Mac and Cheese Muffins – Chardonnay
Mac and cheese isn’t the most iconic of Thanksgiving foods, but it is one of the most common – partially due to the tastes of children. If you find yourself with leftover mac and cheese, you can simply scoop it into a greased muffin pan and bake it to produce lovely golden-brown muffins that are great on their own with a glass of Chardonnay or as an accompaniment to soup. Chardonnay boasts a full body and nutty, buttery flavors that will fuse beautifully with the mac and cheese and make you happy you didn’t finish it all at the Thanksgiving table.
Green Bean Guacamole – Sauvignon Blanc
Among the more difficult Thanksgiving dishes to remix, green beans often end up reheated over and over as a side to dinner after dinner. One creative way to break the cycle is to puree them and substitute them for avocado in your favorite guacamole recipe. You can replace all or part of the avocado, but you should also add some butter or oil to the dish so that you don’t lose the expected richness of good guac. Pair with a Sauvignon Blanc for the wine’s naturally “green” flavor that will tie into the food. This wine also features bright citrus flavors that will be as natural a fit for your guacamole as a wedge of lime.
Mashed Potato Waffles – Albariño
Making waffles out of your mashed potatoes will not only give you a hot, irresistible entree, but one that can be enjoyed at any meal. Serve with butter, sour cream, chives, and a cold glass of the Spanish white wine Albariño. Originating in the cool climate of Galicia, Albariño is highly aromatic with a nose of peach and green apple, similar to Riesling or Gewürztraminer. You might think from the aromas that you’re about to taste a sweet wine, but the palate is dry and crisp – a refreshing side for a decadent dish.
Grilled Turkey and Cheese Sliders – Pinot Grigio
These enticing little sandwiches are great for nighttime parties, as well as weekday lunches, and since they are made entirely of leftovers aside from cheese, they’re a great way to clean out your fridge.

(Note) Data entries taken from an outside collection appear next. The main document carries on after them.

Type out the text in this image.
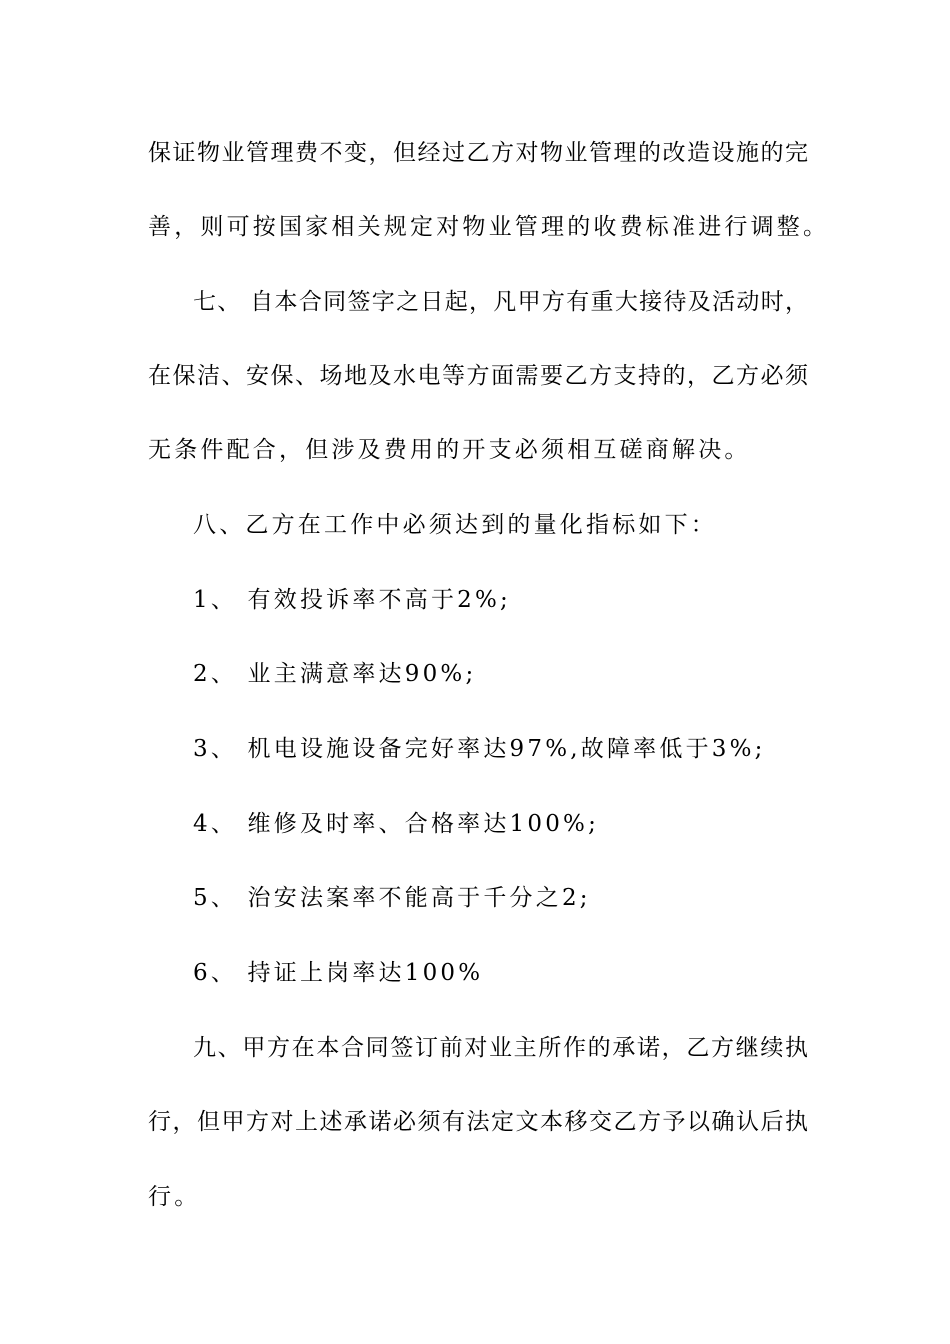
保证物业管理费不变，但经过乙方对物业管理的改造设施的完
善，则可按国家相关规定对物业管理的收费标准进行调整。
七、 自本合同签字之日起，凡甲方有重大接待及活动时，
在保洁、安保、场地及水电等方面需要乙方支持的，乙方必须
无条件配合，但涉及费用的开支必须相互磋商解决。
八、乙方在工作中必须达到的量化指标如下：
1、 有效投诉率不高于2%;
2、 业主满意率达90%;
3、 机电设施设备完好率达97%,故障率低于3%;
4、 维修及时率、合格率达100%;
5、 治安法案率不能高于千分之2;
6、 持证上岗率达100%
九、甲方在本合同签订前对业主所作的承诺，乙方继续执
行，但甲方对上述承诺必须有法定文本移交乙方予以确认后执
行。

Simply use your leftover dinner rolls with some turkey and cheese and pair with Pinot Grigio from Italy. This grape is known for being easy drinking and simple with flavors of dry apple and pear. It won’t overpower the delicate flavors of the turkey or cheese and will make a mouth-watering addition to the leftover experience.
Cranberry Sauce Apple Tart – Beaujolais
Even if you love cranberry sauce as much as I do, it can still be a challenge to eat large quantities of leftovers. One way to use your cranberry sauce is to mix it with sliced apples, top with sugar, flour, spices, and oatmeal, and bake. You’ll end up with a crisp so delicious that no one will notice how easy it was to make, or that it provides an excuse to free up space in the kitchen. You can pair this with one of the most common wines served at Thanksgiving to use up more than one kind of leftover. Beaujolais is a red from France made from the Gamay grape that is light in body with ample fruit flavors of berry and spice.
This year, remember that the culinary experience doesn’t have to end after the main meal. You can continue to explore ways of putting leftovers to use and might even find yourself looking forward to the week following Thanksgiving more than the day itself.